Author: Dudley Price; staff writer
Edition: FinalSection: Business
RALEIGH -- The downtown warehouse district's No. 1 landlord is moving east to Moore Square. Greg Hatem of Empire Properties has contracted to buy three buildings at Martin and Blount streets in an area that has been passed over for much of the redevelopment that has come to other parts of downtown.
"It's a risk but we see [downtown] Raleigh growing to the east," Hatem said. "We feel East Raleigh is where West Raleigh was five or 10 years ago."
The 90yearold buildings have a total of 20,000 square feet. Hatem plans to renovate most of the space into offices or shops, and a partner in the purchase might occupy about 5,000 square feet when the renovation is complete in about a year.

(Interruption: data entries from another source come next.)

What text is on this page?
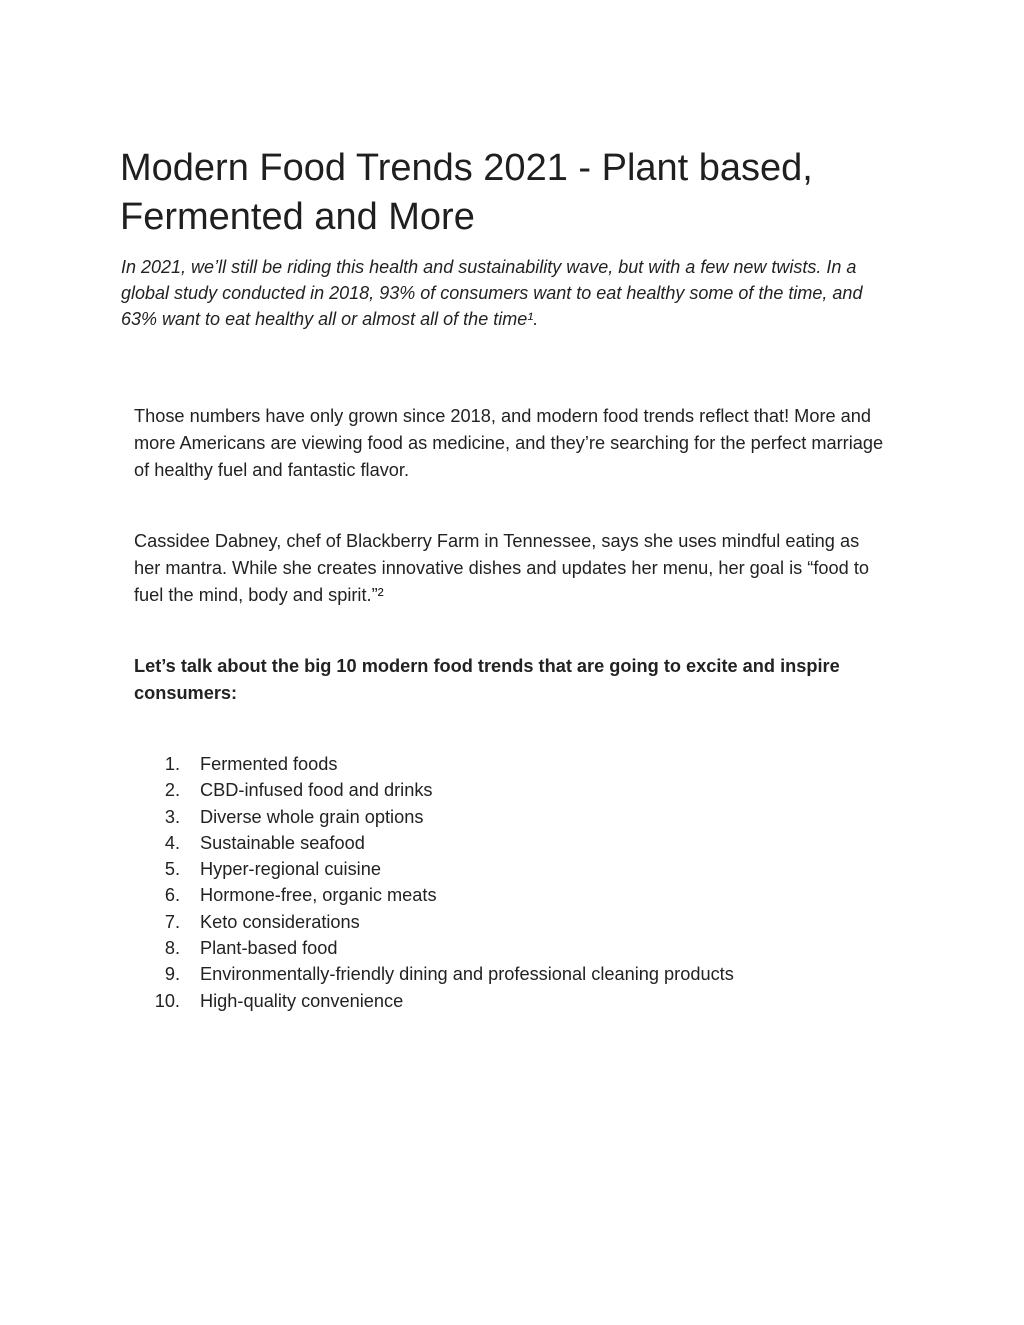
Modern Food Trends 2021 - Plant based, Fermented and More

In 2021, we’ll still be riding this health and sustainability wave, but with a few new twists. In a global study conducted in 2018, 93% of consumers want to eat healthy some of the time, and 63% want to eat healthy all or almost all of the time¹.

Those numbers have only grown since 2018, and modern food trends reflect that! More and more Americans are viewing food as medicine, and they’re searching for the perfect marriage of healthy fuel and fantastic flavor.

Cassidee Dabney, chef of Blackberry Farm in Tennessee, says she uses mindful eating as her mantra. While she creates innovative dishes and updates her menu, her goal is “food to fuel the mind, body and spirit.”²

Let’s talk about the big 10 modern food trends that are going to excite and inspire consumers:

1. Fermented foods
2. CBD-infused food and drinks
3. Diverse whole grain options
4. Sustainable seafood
5. Hyper-regional cuisine
6. Hormone-free, organic meats
7. Keto considerations
8. Plant-based food
9. Environmentally-friendly dining and professional cleaning products
10. High-quality convenience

One of the buildings, at 224 S. Blount St., houses the Pour House, a bar that has a lease for several more years. But except for an incense shop, the buildings on Martin Street are vacant. An antiques store that rented space in the Martin Street buildings folded about a year ago.
Hatem was one of the first to see potential in the warehouse district bounded by Cabarrus and Dawson streets and the Norfolk Southern Railway on the west side of Fayetteville Street Mall. Four years ago, he and his partners renovated an old warehouse that now houses Jillian's Billiards Cafe and since then have bought four more buildings on West Martin Street.
But with few warehouses left for sale in the district, Hatem hopes to find the same potential several blocks to the east of the downtown mall, where redevelopment has been slower coming.
Although the area hasn't enjoyed the momentum of Glenwood South and the warehouse district, where dozens of new restaurants and clubs have opened in the western section of downtown, a number of entertainment businesses have opened around Moore Square in recent years. They include Caffe Luna at Hargett and Blount streets, just across from the new Exploris children's museum, and Tir na nOg Irish Pub at 220 S. Blount St.
A new middle school also is under construction just east of the square.
"This is kind of pivotal for us," Hatem said. "It's a departure from what we do." Hatem also is buying a 3,000squarefoot warehouse near the school site at 315 S. Bloodworth St. for renovation into offices.
Real estate experts predicted that there would be demand for Hatem's latest acquisitions because downtown has become increasingly attractive to small firms, particularly technology companies, who like the allure of older buildings and the convenience of nearby restaurants and nightspots.
"It would be a pleasant little place to have an office," said Mike Williams, vice president of Karnes Research Co., which studies commercial real estate trends in the Triangle. "They have parking right behind it and can get to services and it would be good for entertaining."
Williams referred to a city parking garage just west of the buildings and restaurants around Moore Square and in City Market.
"The market is tightening up and what has been driving it is small tenants who want to be downtown," Williams said.
Only 5.4 percent of the office space downtown was vacant in July, down from a vacancy rate of 13.4 percent in July 1998, according to Karnes.
Errol Frailey, president of the Downtown Raleigh Alliance, a booster group, said owners of City Market may have had trouble filling some vacant retail space because the building Hatem is buying sat empty for a year right across the street.
"The buildings are kind of the missing link," Frailey said.